Develop work experience
A summer job can be an important opportunity to earn work experience and perhaps even hone skills in your chosen field. This can help improve your resume and make it easier to land a job upon graduation.
Exposure to networking opportunities
Summer employment can also provide networking opportunities with other professionals, and these contacts can be valuable when references are needed in the future or career guidance.
Federal work-study jobs
Some students taking classes during the summer semester may qualify for work-study. Federal work-study is a form of need-based federal financial aid that helps match students with part-time jobs either on or off campus. The U.S. Department of Education says that work-study “emphasizes employment in civic education and work related to your course of study whenever possible.” Work-study jobs often have flexible working hours.
Work-study approval is based on financial factors like income and family size, meaning not all students will qualify. Since it’s a form of federal financial aid, students will apply for the program via the Free Application for Federal Student Aid (FAFSA).
Students will be assigned a maximum number of hours they may work, which is often no more than 20. Students are paid at least the federal minimum wage and can spend their cash however they wish.
When to consider summer internships
Even when not required for a degree, summer internships are a great way to gain experience in a potential career field and network with industry professionals.
Internships can be unpaid and paid, so students need to assess their financial need and desire to potentially work for the company before moving forward.
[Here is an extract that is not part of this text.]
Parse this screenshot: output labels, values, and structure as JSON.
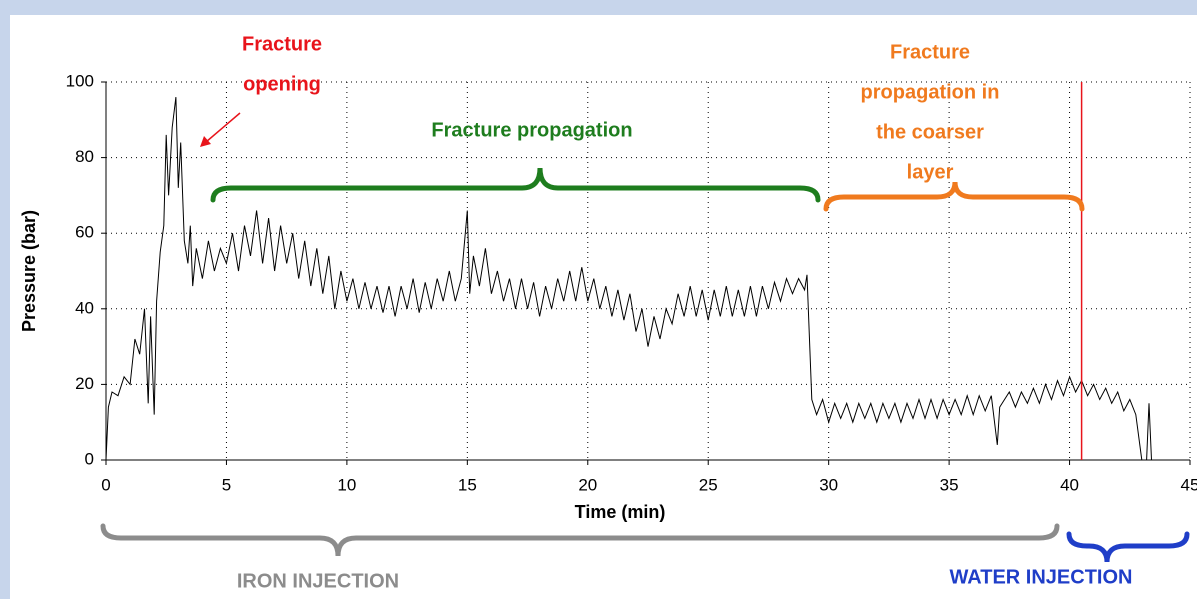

Students may also check with their major’s department to see if an internship can count as a course credit.
The wage for a summer internship, if it pays at all, varies widely by field of study, the expertise of the intern and the state the internship is in; however, ZipRecruiter data shows that the average pay for a summer intern is $17 an hour.
FAFSA implications of working a summer job
Annual income is a large factor in determining how much federal financial aid a student will receive; therefore, how much they earn during the summer months will impact how much federal aid they receive. However, the impact should be minimal thanks to what’s known as an income protection allowance — a threshold for what income is counted on the FAFSA.
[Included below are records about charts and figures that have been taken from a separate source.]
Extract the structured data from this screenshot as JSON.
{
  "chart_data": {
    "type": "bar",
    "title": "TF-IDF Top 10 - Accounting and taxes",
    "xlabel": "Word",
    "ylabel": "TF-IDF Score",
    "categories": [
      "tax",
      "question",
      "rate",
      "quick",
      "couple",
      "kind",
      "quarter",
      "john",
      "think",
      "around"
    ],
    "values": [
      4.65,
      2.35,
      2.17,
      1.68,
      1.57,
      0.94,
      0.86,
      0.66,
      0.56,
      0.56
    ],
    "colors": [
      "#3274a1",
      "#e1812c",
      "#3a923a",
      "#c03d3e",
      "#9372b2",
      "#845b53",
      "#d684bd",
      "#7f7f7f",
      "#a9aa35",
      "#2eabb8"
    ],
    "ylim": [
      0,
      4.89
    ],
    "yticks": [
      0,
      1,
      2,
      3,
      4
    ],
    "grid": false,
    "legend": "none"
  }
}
For independent students without dependents, any income up to $10,950 is not counted in financial aid calculations. Dependent students can earn up to $7,040 without the income being counted. Even if students earn above this amount, only 50 percent of the excess is counted against financial aid. So if a dependent student earns $10,000 over the summer, that’s $2,960 over the income protection allowance, but only $1,480 would count against them in financial aid eligibility.
The exception is federal work-study since this is a form of federal student aid, any amount earned while on the clock at one of these jobs won’t count against aid eligibility.
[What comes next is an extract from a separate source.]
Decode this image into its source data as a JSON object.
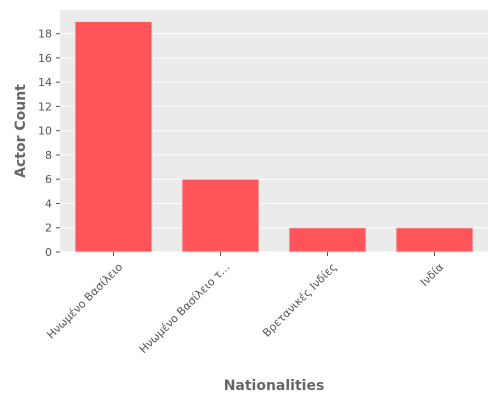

Students who think that they may significantly surpass these income limits have two options: forfeit their potential aid eligibility and supplement with their wages or forfeit their work hours to increase their financial aid potential. Because the risk of exceeding that income threshold is so low, especially if the student is employed only for a summer, there’s not much downside to taking on a summer job. The bigger consideration is if the student works year-round; in this case, students may want to consider what financial aid could be at risk.
The bottom line
Summer is the perfect time for a college student to make supplemental income to help offset the rising costs of a degree. With so many opportunities available that accommodate a college student’s lifestyle and schedule, it’s easier than ever to find the right work-life balance while on summer vacation.